Si une religion représente une certaine conception du salut, il faut supposer qu'elle a une certaine unité venant de ce qu'elle s'ordonne à la définition de ce qu'est pour elle le salut et l'ensemble des moyens d'y parvenir, qui, si divers soient-ils, ont rapport avec cette définition. Autrement dit, le discours d'une religion en nous doit avoir, sinon une parfaite cohérence, du moins une certaine cohésion. Et c'est celle-ci qui devrait nous permettre de réunir pour ainsi dire ses divers membres. Ensuite, le fait qu'une communauté sociale effective porte le discours ainsi reconstitué, qu'il en soit ou non conscient, peut servir de confirmation. Cela ne veut pas dire que ce discours doive apparaître dans cette communauté sous la forme relativement systématique dans laquelle il a été restitué par notre analyse, car souvent l'unité est davantage sentie que perçue clairement.
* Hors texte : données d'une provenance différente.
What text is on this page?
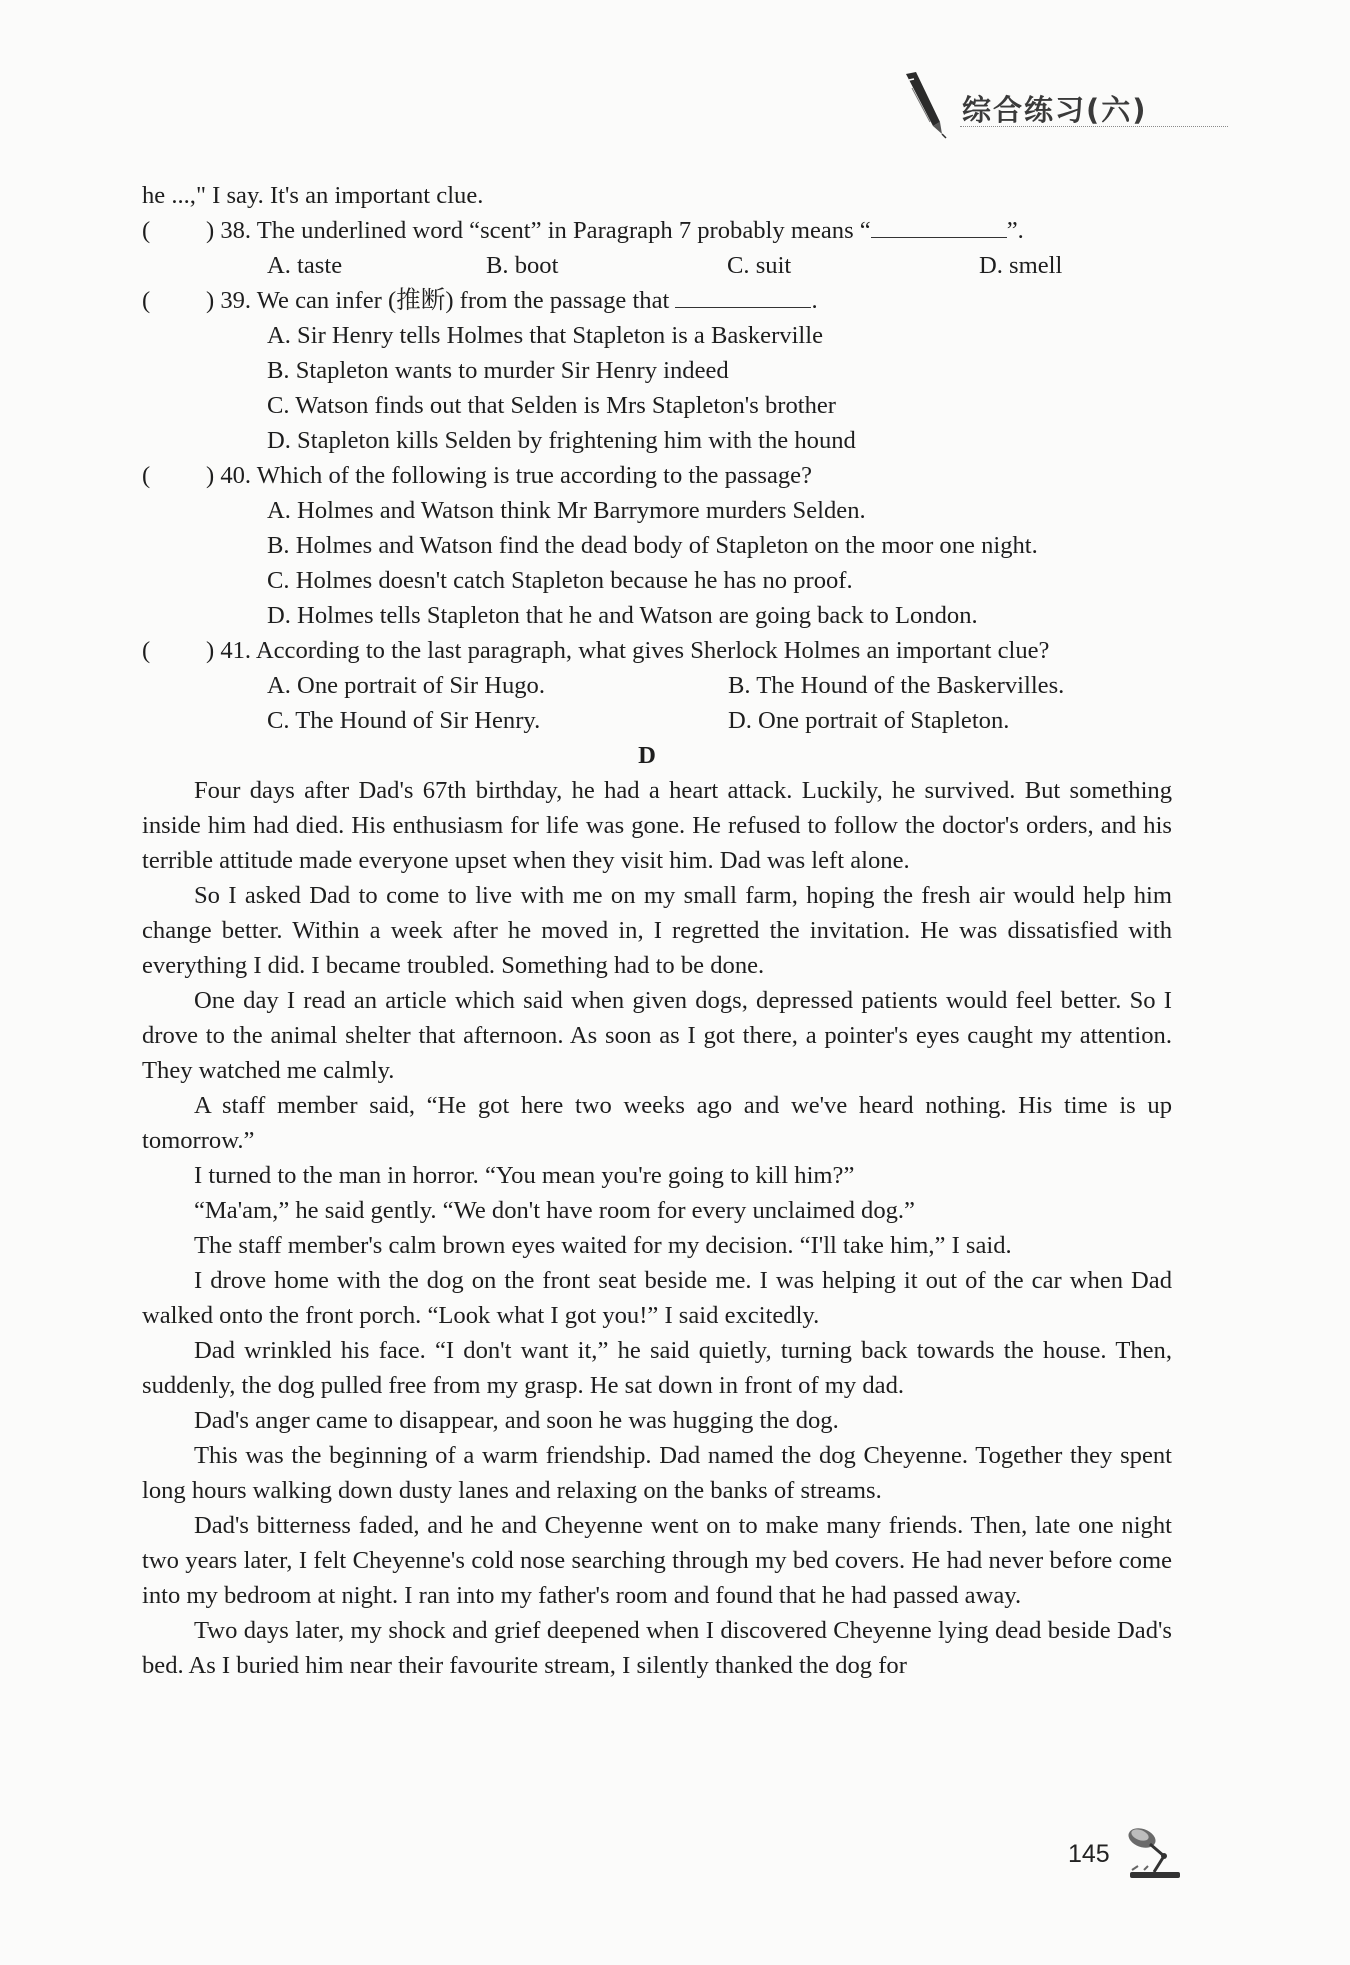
综合练习(六)
he ...," I say. It's an important clue.
( ) 38. The underlined word “scent” in Paragraph 7 probably means “	”.
A. taste	B. boot	C. suit	D. smell
( ) 39. We can infer (推断) from the passage that	.
A. Sir Henry tells Holmes that Stapleton is a Baskerville
B. Stapleton wants to murder Sir Henry indeed
C. Watson finds out that Selden is Mrs Stapleton's brother
D. Stapleton kills Selden by frightening him with the hound
( ) 40. Which of the following is true according to the passage?
A. Holmes and Watson think Mr Barrymore murders Selden.
B. Holmes and Watson find the dead body of Stapleton on the moor one night.
C. Holmes doesn't catch Stapleton because he has no proof.
D. Holmes tells Stapleton that he and Watson are going back to London.
( ) 41. According to the last paragraph, what gives Sherlock Holmes an important clue?
A. One portrait of Sir Hugo.	B. The Hound of the Baskervilles.
C. The Hound of Sir Henry.	D. One portrait of Stapleton.
D

Four days after Dad's 67th birthday, he had a heart attack. Luckily, he survived. But something inside him had died. His enthusiasm for life was gone. He refused to follow the doctor's orders, and his terrible attitude made everyone upset when they visit him. Dad was left alone.

So I asked Dad to come to live with me on my small farm, hoping the fresh air would help him change better. Within a week after he moved in, I regretted the invitation. He was dissatisfied with everything I did. I became troubled. Something had to be done.

One day I read an article which said when given dogs, depressed patients would feel better. So I drove to the animal shelter that afternoon. As soon as I got there, a pointer's eyes caught my attention. They watched me calmly.

A staff member said, “He got here two weeks ago and we've heard nothing. His time is up tomorrow.”

I turned to the man in horror. “You mean you're going to kill him?”

“Ma'am,” he said gently. “We don't have room for every unclaimed dog.”

The staff member's calm brown eyes waited for my decision. “I'll take him,” I said.

I drove home with the dog on the front seat beside me. I was helping it out of the car when Dad walked onto the front porch. “Look what I got you!” I said excitedly.

Dad wrinkled his face. “I don't want it,” he said quietly, turning back towards the house. Then, suddenly, the dog pulled free from my grasp. He sat down in front of my dad.

Dad's anger came to disappear, and soon he was hugging the dog.

This was the beginning of a warm friendship. Dad named the dog Cheyenne. Together they spent long hours walking down dusty lanes and relaxing on the banks of streams.

Dad's bitterness faded, and he and Cheyenne went on to make many friends. Then, late one night two years later, I felt Cheyenne's cold nose searching through my bed covers. He had never before come into my bedroom at night. I ran into my father's room and found that he had passed away.

Two days later, my shock and grief deepened when I discovered Cheyenne lying dead beside Dad's bed. As I buried him near their favourite stream, I silently thanked the dog for

145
D'ailleurs cette relative unité de ton, l'appartenance à une même atmosphère, est l'un des traits qui permettent de saisir ce qui appartient à une même religion et la distingue des autres. L'organisation des éléments d'une religion est souvent aussi davantage l'effet de l'étude philosophique que de la conscience religieuse normale, qui se satisfait couramment de l'hétérogénéité de ses divers éléments, lorsque l'exigence intellectuelle est relativement faible dans une religion, comme c'est fréquemment le cas. D'ailleurs, les religions ne sont pas que des discours sur le salut, mais des ensembles de sentiments, de rites, de mœurs, de représentations diverses. Elles s'expriment en nous, non pas seulement par des discours verbaux, mais par des images, des scènes, des sentiments, des attitudes typiques, des dispositions de l'esprit et du corps, des ambiances musicales, architecturales et autres, des atmosphères caractéristiques, qu'il importe aussi de repérer.
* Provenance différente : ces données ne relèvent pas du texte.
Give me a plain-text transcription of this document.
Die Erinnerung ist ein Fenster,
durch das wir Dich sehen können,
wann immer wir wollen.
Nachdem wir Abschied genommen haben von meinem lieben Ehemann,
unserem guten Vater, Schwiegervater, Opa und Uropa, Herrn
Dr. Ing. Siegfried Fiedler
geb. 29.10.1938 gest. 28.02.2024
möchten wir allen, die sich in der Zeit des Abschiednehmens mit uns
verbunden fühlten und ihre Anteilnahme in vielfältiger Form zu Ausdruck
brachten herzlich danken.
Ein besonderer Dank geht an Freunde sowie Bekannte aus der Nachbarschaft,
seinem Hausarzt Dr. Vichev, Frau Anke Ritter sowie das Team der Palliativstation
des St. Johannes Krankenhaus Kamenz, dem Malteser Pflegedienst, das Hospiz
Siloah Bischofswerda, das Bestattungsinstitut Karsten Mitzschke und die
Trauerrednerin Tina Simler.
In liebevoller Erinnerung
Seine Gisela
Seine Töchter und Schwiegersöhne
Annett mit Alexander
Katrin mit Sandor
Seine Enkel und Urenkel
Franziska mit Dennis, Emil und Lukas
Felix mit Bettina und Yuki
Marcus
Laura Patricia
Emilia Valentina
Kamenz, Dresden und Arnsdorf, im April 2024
Le simple fait de remarquer cette présence des religions en nous, pour une bonne part à notre insu, a un effet libérateur pour l'exercice philosophique, comme chaque fois que des préjugés sont mis en lumière, vu que, en se faisant remarquer, ils suscitent aussitôt la curiosité et l'attention critique dans une perspective philosophique. La religion découverte s'offre alors à l'analyse et à l'évaluation de ses capacités de subir la critique, de favoriser l'attitude philosophique ou de la contrarier, et donc de se révéler comme une vraie religion, ou de se prêter à la transformation en une religion philosophique, ou au contraire de représenter une résistance foncière à l'attitude philosophique.

On voit que cet exercice n'est pas insignifiant pour la pratique philosophique, d'autant que, à cause du poids dont les religions jouissent du fait de l'approbation d'une communauté qui y trouve sa raison ou l'une de ses raisons de vivre, leur puissance en nous peut être considérable, même à notre insu. En outre, dans la mesure où la philosophie elle-même tend à instaurer, à instituer et à favoriser des religions vraies, il importe de pouvoir l'entreprendre de la manière la plus claire possible dans le jeu des tensions des religions qui nous habitent et nous entourent.
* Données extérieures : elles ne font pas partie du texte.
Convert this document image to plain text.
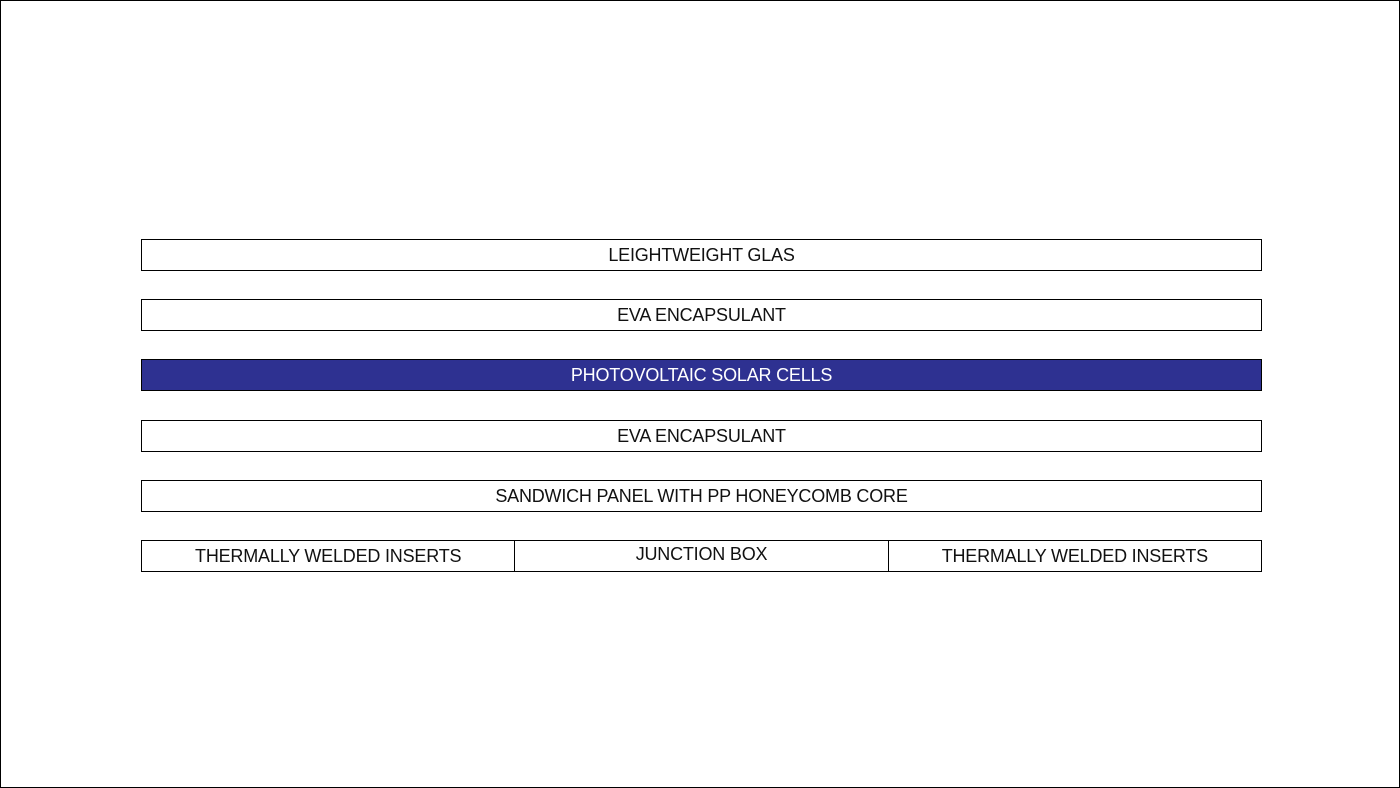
LEIGHTWEIGHT GLAS
EVA ENCAPSULANT
PHOTOVOLTAIC SOLAR CELLS
EVA ENCAPSULANT
SANDWICH PANEL WITH PP HONEYCOMB CORE
THERMALLY WELDED INSERTS	JUNCTION BOX	THERMALLY WELDED INSERTS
C'est donc à ce diagnostic philosophique de nos religions comprises de la façon dont je les ai définies que je vous invite dans ce séminaire, en insistant encore sur le fait qu’il ne s’agit pas seulement d’envisager des conceptions abstraites, mais bien des attitudes intellectuelles et pratiques. Il faudra aussi développer notre méthode de repérage et d’analyse des religions en tenant compte du fait que nous serons plusieurs et que diverses religions nous seront à divers degrés communes, un avantage dont nous pourrons songer à profiter. Et je commencerai, naturellement, par soumettre à la critique la démarche même que je vous propose.